To control the flames in our simulator, we use a pre-connect with a fog nozzle and apply three straight bursts from one side to the other, then reverse our pattern with three quick medium-sized fog bursts. At this point, we rotate and watch the whole thing again until each member has taken a turn on the hoseline. This gives everyone a chance to watch a flashover take place several times, become familiar with the indicators of flashover and learn how just a little bit of water, with effective nozzle tactics, can cool the atmosphere.
Firefighters get to see how smoke builds and stratifies, and how it banks down and out when it has no place to go inside a compartment. They get to feel a bit of the heat associated with a flashover and see how untenable conditions are in a room that’s flashed over, making search-and-rescue operations pointless. Finally, they get to learn how, with just a small amount of water from a hoseline, they can change the conditions and cool down the atmosphere without creating a disruption of the thermal balance in the room.
I’m sure some of you reading this article are thinking, “This sounds great, but my department could never afford one of these props.” But grant funding can help, and you may be able to pool resources with regional training centers, community colleges or state training agencies. You can also look into conferences where such classes are offered. Even a few times through a flashover simulator can provide invaluable experience.
Although a flashover simulator does not actually produce a “true” flashover, it can provide an excellent opportunity to teach and recognize the signs of an impending flashover and how to effectively prevent it, thus improving your chances of survival. Training combined with experience allows us to develop the skill sets and knowledge we need when we go to combat, keeping us from becoming another fatality statistic.
If nothing else, I hope you’ll gain more knowledge about flashover and study the warning signs so that you know what to do if you ever find yourself in these dangerous conditions during a fire incident.
- Oklahoma City Flashover [DVD]. American Heat Video. 1989.
- Swede Survival System. Drager Safety Inc. 2008. Retrieved Dec. 31, 2009. from www.swedesurvival.com.
- Flashover. Firetactics.com/3D Firefighter. 1999–2008. Retrieved Dec. 31, 2009, from www.firetactics.com/FLASHOVER.htm.
- Goodson C, Murnane L, eds. IFSTA Essentials of Firefighting and Fire Department Operations, 5th ed.
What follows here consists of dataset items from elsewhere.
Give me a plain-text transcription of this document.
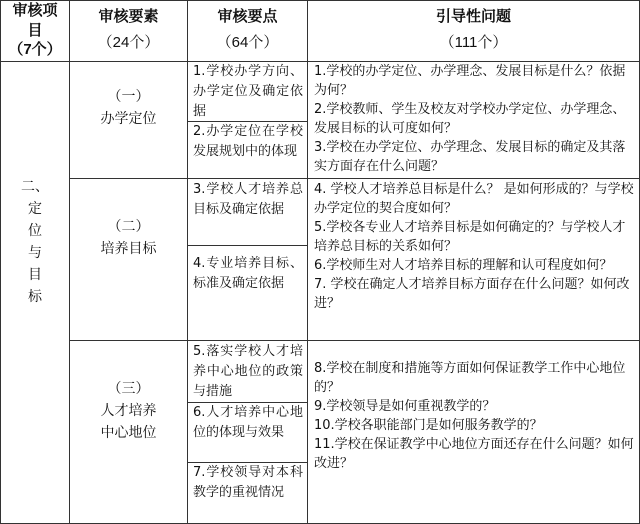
审核项
目
（7个）
审核要素
（24个）
审核要点
（64个）
引导性问题
（111个）
二、
定
位
与
目
标

（一）

办学定位

（二）

培养目标

（三）

人才培养

中心地位

1.学校办学方向、办学定位及确定依据

2.办学定位在学校发展规划中的体现

3.学校人才培养总目标及确定依据

4.专业培养目标、标准及确定依据

5.落实学校人才培养中心地位的政策与措施

6.人才培养中心地位的体现与效果

7.学校领导对本科教学的重视情况

1.学校的办学定位、办学理念、发展目标是什么？依据为何？

2.学校教师、学生及校友对学校办学定位、办学理念、发展目标的认可度如何？

3.学校在办学定位、办学理念、发展目标的确定及其落实方面存在什么问题？

4. 学校人才培养总目标是什么？ 是如何形成的？与学校办学定位的契合度如何？

5.学校各专业人才培养目标是如何确定的？与学校人才培养总目标的关系如何？

6.学校师生对人才培养目标的理解和认可程度如何？

7. 学校在确定人才培养目标方面存在什么问题？如何改进？

8.学校在制度和措施等方面如何保证教学工作中心地位的？

9.学校领导是如何重视教学的？

10.学校各职能部门是如何服务教学的？

11.学校在保证教学中心地位方面还存在什么问题？如何改进？
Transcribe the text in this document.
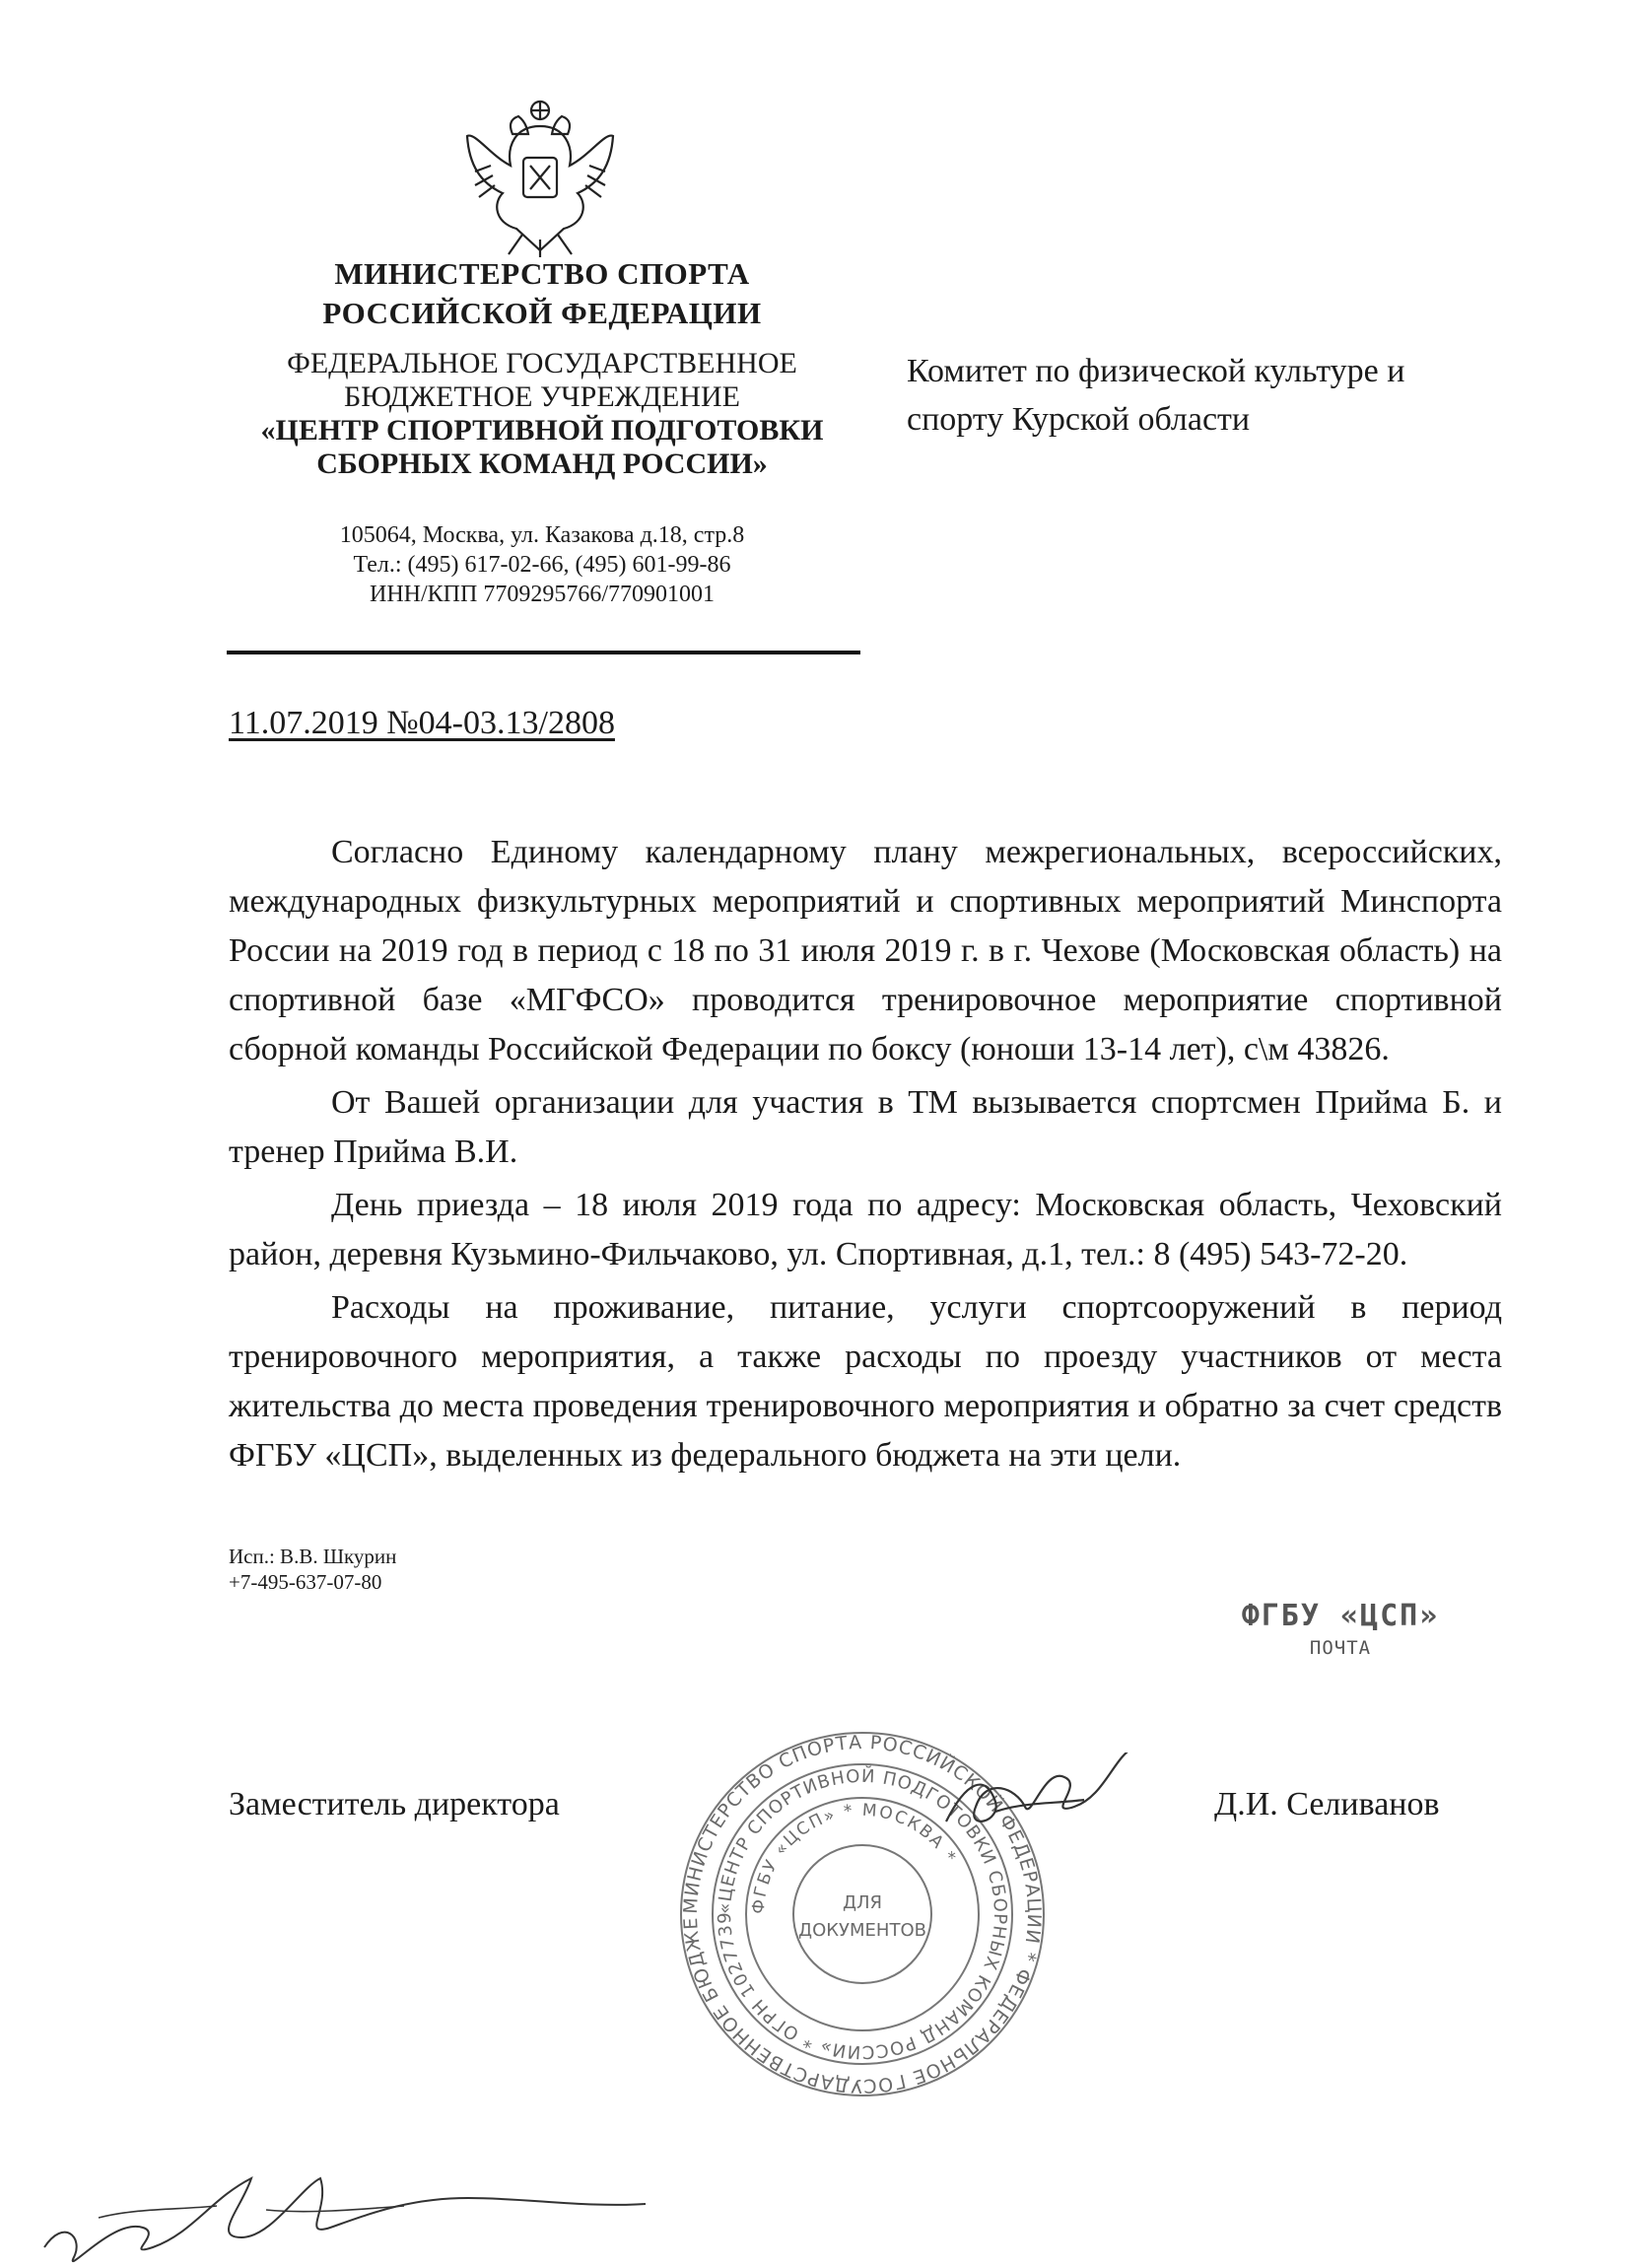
МИНИСТЕРСТВО СПОРТА
РОССИЙСКОЙ ФЕДЕРАЦИИ
ФЕДЕРАЛЬНОЕ ГОСУДАРСТВЕННОЕ
БЮДЖЕТНОЕ УЧРЕЖДЕНИЕ
«ЦЕНТР СПОРТИВНОЙ ПОДГОТОВКИ
СБОРНЫХ КОМАНД РОССИИ»
105064, Москва, ул. Казакова д.18, стр.8
Тел.: (495) 617-02-66, (495) 601-99-86
ИНН/КПП 7709295766/770901001
Комитет по физической культуре и
спорту Курской области
11.07.2019 №04-03.13/2808

Согласно Единому календарному плану межрегиональных, всероссийских, международных физкультурных мероприятий и спортивных мероприятий Минспорта России на 2019 год в период с 18 по 31 июля 2019 г. в г. Чехове (Московская область) на спортивной базе «МГФСО» проводится тренировочное мероприятие спортивной сборной команды Российской Федерации по боксу (юноши 13-14 лет), с\м 43826.

От Вашей организации для участия в ТМ вызывается спортсмен Прийма Б. и тренер Прийма В.И.

День приезда – 18 июля 2019 года по адресу: Московская область, Чеховский район, деревня Кузьмино-Фильчаково, ул. Спортивная, д.1, тел.: 8 (495) 543-72-20.

Расходы на проживание, питание, услуги спортсооружений в период тренировочного мероприятия, а также расходы по проезду участников от места жительства до места проведения тренировочного мероприятия и обратно за счет средств ФГБУ «ЦСП», выделенных из федерального бюджета на эти цели.

Заместитель директора	Д.И. Селиванов
МИНИСТЕРСТВО СПОРТА РОССИЙСКОЙ ФЕДЕРАЦИИ * ФЕДЕРАЛЬНОЕ ГОСУДАРСТВЕННОЕ БЮДЖЕ
«ЦЕНТР СПОРТИВНОЙ ПОДГОТОВКИ СБОРНЫХ КОМАНД РОССИИ» * ОГРН 1027739
ФГБУ «ЦСП» * МОСКВА *
ДЛЯ
ДОКУМЕНТОВ
Исп.: В.В. Шкурин
+7-495-637-07-80
ФГБУ «ЦСП»
ПОЧТА
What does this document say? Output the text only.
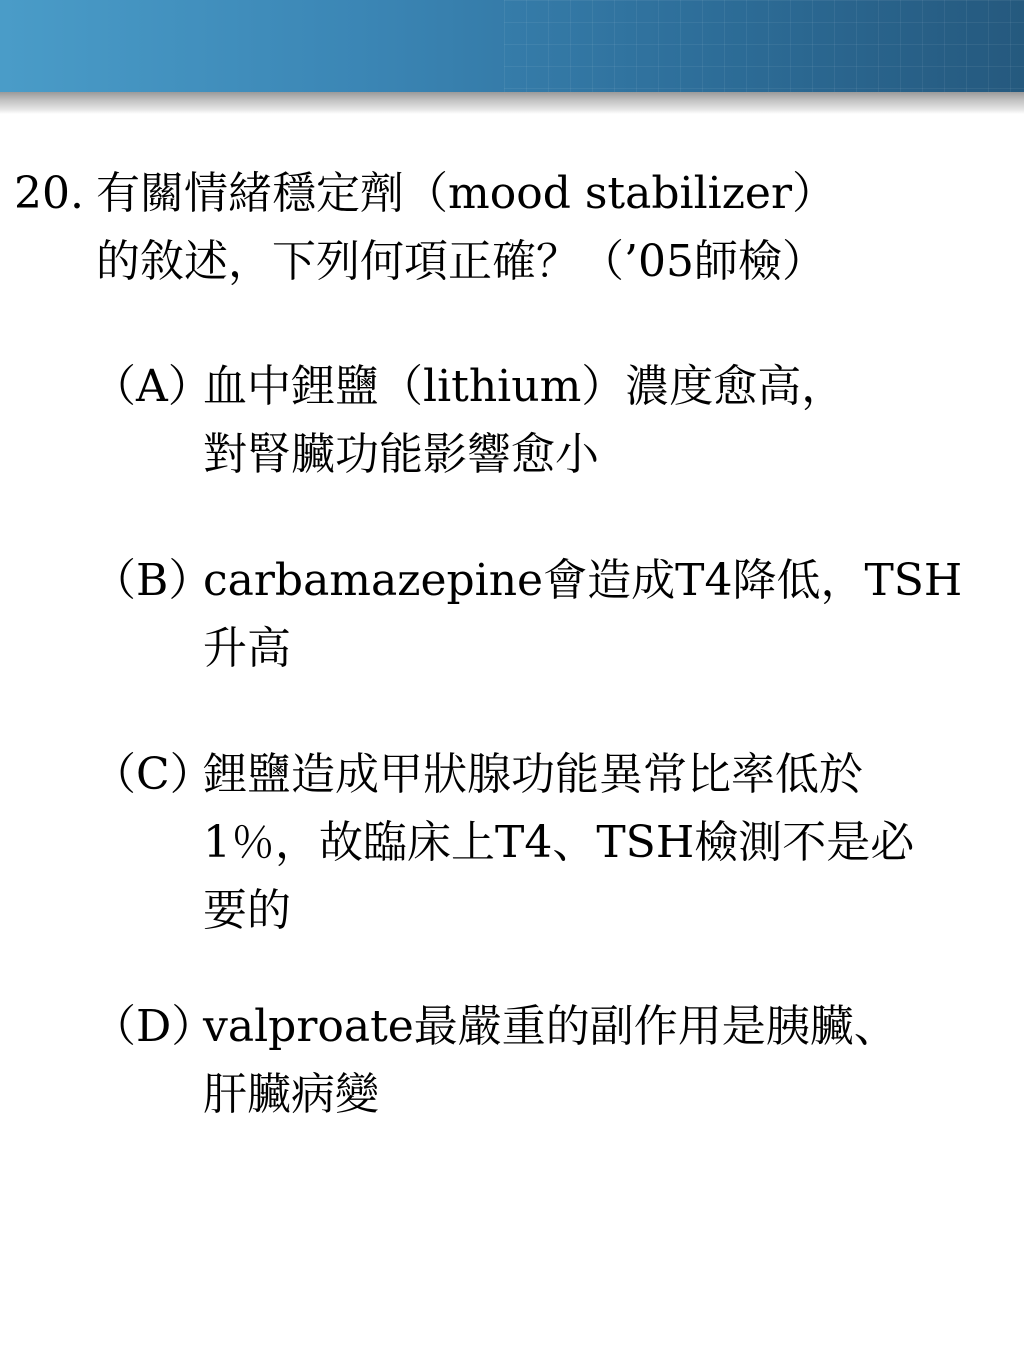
20. 有關情緒穩定劑（mood stabilizer）
的敘述，下列何項正確？（’05師檢）
（A）
血中鋰鹽（lithium）濃度愈高，
對腎臟功能影響愈小
（B）
carbamazepine會造成T4降低，TSH
升高
（C）
鋰鹽造成甲狀腺功能異常比率低於
1％，故臨床上T4、TSH檢測不是必
要的
（D）
valproate最嚴重的副作用是胰臟、
肝臟病變
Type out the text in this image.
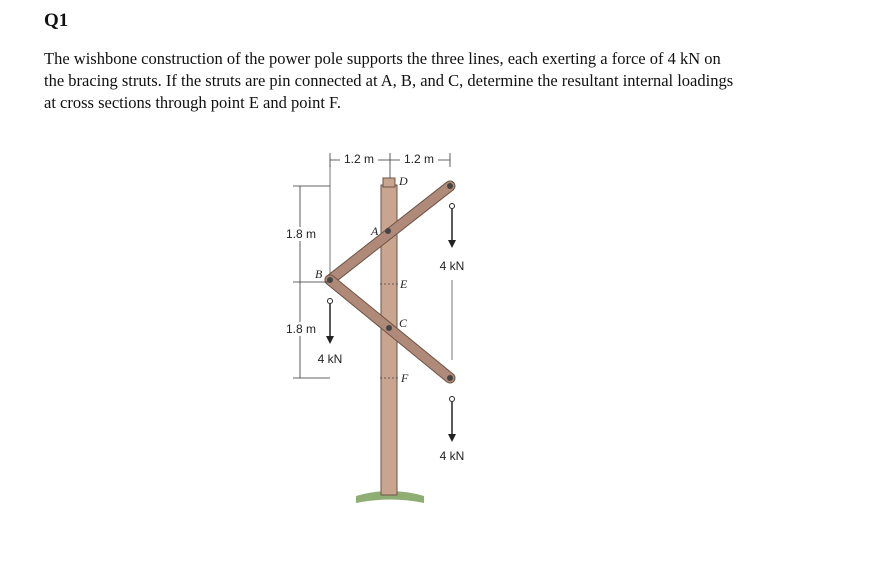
Q1
The wishbone construction of the power pole supports the three lines, each exerting a force of 4 kN on
the bracing struts. If the struts are pin connected at A, B, and C, determine the resultant internal loadings
at cross sections through point E and point F.
1.2 m 1.2 m
1.8 m
1.8 m
D
A
B
E
C
F
4 kN
4 kN
4 kN
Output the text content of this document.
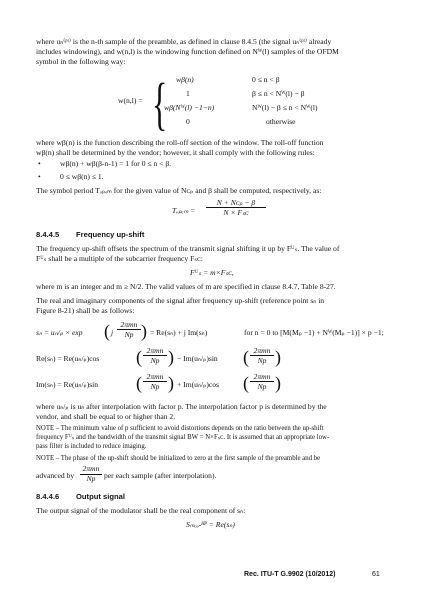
where uₙ⁽ᵖʳ⁾ is the n-th sample of the preamble, as defined in clause 8.4.5 (the signal uₙ⁽ᵖʳ⁾ already

includes windowing), and w(n,l) is the windowing function defined on Nᵂ(l) samples of the OFDM

symbol in the following way:

w(n,l) = { wβ(n)	0 ≤ n < β
1	β ≤ n < Nᵂ(l) − β
wβ(Nᵂ(l) −1−n)	Nᵂ(l) − β ≤ n < Nᵂ(l)
0	otherwise

where wβ(n) is the function describing the roll-off section of the window. The roll-off function

wβ(n) shall be determined by the vendor; however, it shall comply with the following rules:

•	wβ(n) + wβ(β-n-1) = 1 for 0 ≤ n < β.
•	0 ≤ wβ(n) ≤ 1.

The symbol period Tₒₚₑₘ for the given value of Nᴄₚ and β shall be computed, respectively, as:

Tₒₚₑₘ =
N + Nᴄₚ − β
N × Fₛᴄ
8.4.4.5 Frequency up-shift

The frequency up-shift offsets the spectrum of the transmit signal shifting it up by Fᵁₛ. The value of

Fᵁₛ shall be a multiple of the subcarrier frequency Fₛᴄ:

Fᵁₛ = m×Fₛᴄ,

where m is an integer and m ≥ N/2. The valid values of m are specified in clause 8.4.7, Table 8-27.

The real and imaginary components of the signal after frequency up-shift (reference point sₙ in

Figure 8-21) shall be as follows:

sₙ = uₙ/ₚ × exp ( j
2πmn
Np ) = Re(sₙ) + j Im(sₙ)	for n = 0 to [M(Mₚ −1) + Nᵂ(Mₚ −1)] × p −1;
Re(sₙ) = Re(uₙ/ₚ)cos ( 2πmn
Np ) − Im(uₙ/ₚ)sin ( 2πmn
Np )
Im(sₙ) = Re(uₙ/ₚ)sin ( 2πmn
Np ) + Im(uₙ/ₚ)cos ( 2πmn
Np )

where uₙ/ₚ is uₙ after interpolation with factor p. The interpolation factor p is determined by the

vendor, and shall be equal to or higher than 2.

NOTE – The minimum value of p sufficient to avoid distortions depends on the ratio between the up-shift

frequency Fᵁₛ and the bandwidth of the transmit signal BW = N×Fₛᴄ. It is assumed that an appropriate low-

pass filter is included to reduce imaging.

NOTE – The phase of the up-shift should be initialized to zero at the first sample of the preamble and be

advanced by
2πmn
Np	per each sample (after interpolation).
8.4.4.6 Output signal

The output signal of the modulator shall be the real component of sₙ:

Sₘₒₔ‑ᴴᴾ = Re(sₙ)
Rec. ITU-T G.9902 (10/2012)	61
Fire Protection Publications/Oklahoma State University: Stillwater, OK, 2008.
- Dunn, V, McGee M (director). Flashover [DVD]. Penwell Corp./Fire Protection Publications/Oklahoma State University: Tulsa, OK, 2006.
The Swede Survival System
For the past 4 decades, the Swedish fire service has been developing techniques to help combat flashover. One such technique, the Swede Survival System, is made in Skovde, Sweden. Its main purpose is to teach firefighters how to deal with flashover in a controlled and safe training environment.
The Swedish were some of the first to introduce nozzle tactics utilizing fog patterns and short, controlled spurts to help firefighters cool the hot gases found during a fire. Through these techniques, they discovered they could reduce the heat in the environment without disrupting the thermal balance.
They were also some of the first to develop fire training simulators out of steel shipping containers. Their Swede Survival System is now used to train fire service personnel worldwide about the risks associated with flashover and how to identify the indicators of this powerful and deadly event.